The uncertainty of Brexit
Trying to sell your house is a no-man’s land of uncertainty.Emotionally, you begin to distance yourself from your current house as you begin to imagine yourself in a new home. But you can’t get too carried away with your future dreams too quickly because you have no idea how long it will take to find the right buyer and the perfect new property – and for these two events to align so that your sale and purchase proceed in tandem.
Alongside the emotional uncertainty can be practical and financial uncertainty; it’s hard to be precise about your future forecasting as you don’t know how much you are going to get for your current home and how much you may end up paying for your next property. And, crucially, you don’t know how long you might live in this limbo.
Anecdotally, many people trying to sell their homes at the moment say the level of uncertainty is higher than ever, as the ongoing Brexit saga is making some prospective home buyers more nervous than they might otherwise be.The impact on the Tunbridge Wells housing market is varied, but some properties are definitely staying on the market for longer than might normally be anticipated.

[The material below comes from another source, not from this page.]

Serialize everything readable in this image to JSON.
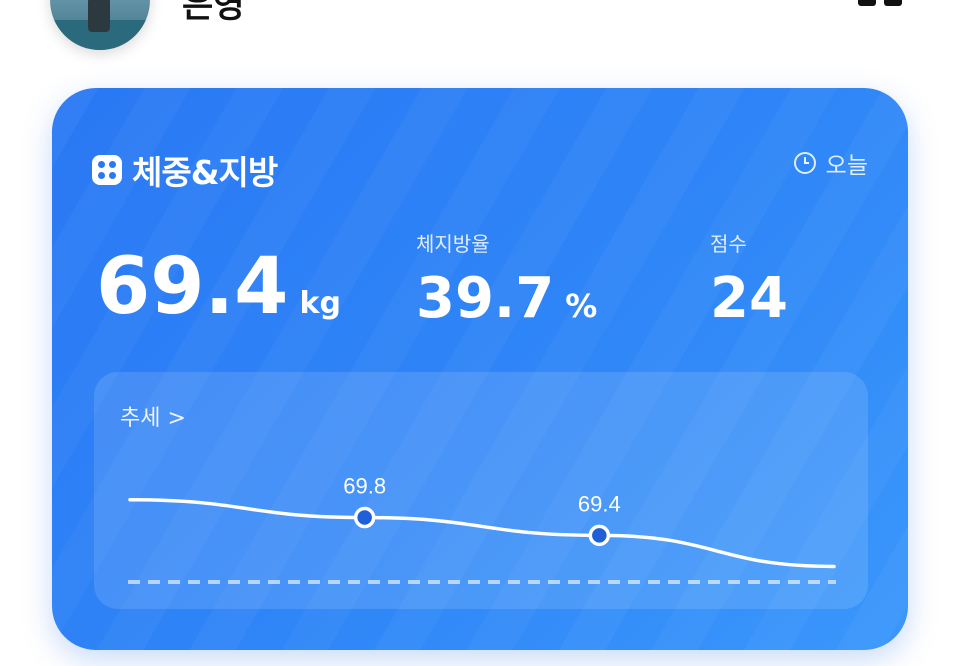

The costs of moving to the standard variable rate
When you don’t know quite what the future holds, it’s important to keep your options as open as possible, so that when you do find both a buyer for your current property and your ideal future home, you have as few hurdles as possible to make your dreams a reality. You also want to keep your costs down, so you have as much money as possible to fund your dream home, whether that’s more money to put into the deposit or to pay for renovations when you move in.
If the fixed term on your current mortgage is coming to an end, you may therefore think that it makes sense to accept moving to the standard variable rate rather than incurring the fees usually associated with arranging another mortgage and potential early repayment penalties. However, returning to the standard variable rate is likely to increase your monthly repayments considerably; if your house ends up being on the market for a while, this could soon mount up
If you’re aiming to sell your current property, any new mortgage needs to give you flexibility and be cost-effective, as you know you will be taking out a new mortgage when you move. Fortunately, there are residential mortgages on the market that don’t have any fees (no valuation, arrangement or solicitor’s fees) and that come without penalties.
These products offer variable rates, whereas most people tend to go for fixed-rate mortgages, so you are trading certainty for flexibility. But, crucially, the variable rate should be lower than the standard variable rate, so you should save money. The variable rate that you are offered will be in part determined by your loan to value ratio (the value of your mortgage compared to the value of your property).But if your house is on the market for several months, remortgaging to a new variable-rate mortgage could save you quite a lot of money.
Quite how much money remortgaging on a variable rate mortgage is going to save you will depend on the size of your mortgage and the variable interest rate you are offered. But our hypothetical example shows how significant potential savings could be:
Laura and Miles have a £500,000 mortgage over 25 years, which is about to return to the standard variable rate of 5%.This would take their monthly repayments to £2,924.If they were to remortgage on a short-term basis on a variable rate currently at 2%, their monthly repayments would be £2,120, saving them £804 per month.If their variable rate remains at 2%, in six months they would save £4,824 – which could be very helpful when they come to move.
Of course, if interest rates rise, Miles and Laura’s monthly payments would go up, but they would still typically be lower than if they stuck with their current mortgage on the standard variable rate. And with no fees or penalties associated with their new mortgage, the maths make sense.
When to consider short-term remortgaging
There are three key times when we would recommend considering a short-term remortgage:
- If you are trying to sell your house and have come to the end of term on your existing mortgage.
- If you have owned your home for a while and want to renovate – short-term remortgaging could be the solution to enable you to raise the capital you need to carry out the renovations. You can then remortgage on a fixed-term mortgage when you have finished the renovations and your property is worth more
- If you are renovating to sell.
Although we have called this short-term remortgaging as it’s a strategy to consider when you expect your circumstances to change and don’t want to be tied into a long contract with associated fees and penalties, it’s important to understand that ‘short term’ could mean several months or even a couple of years. But if you intend to stay put, strategically it is probably sensible to look at fixed-rate mortgages, as these are generally more cost effective in the longer term, even when you factor in the fees.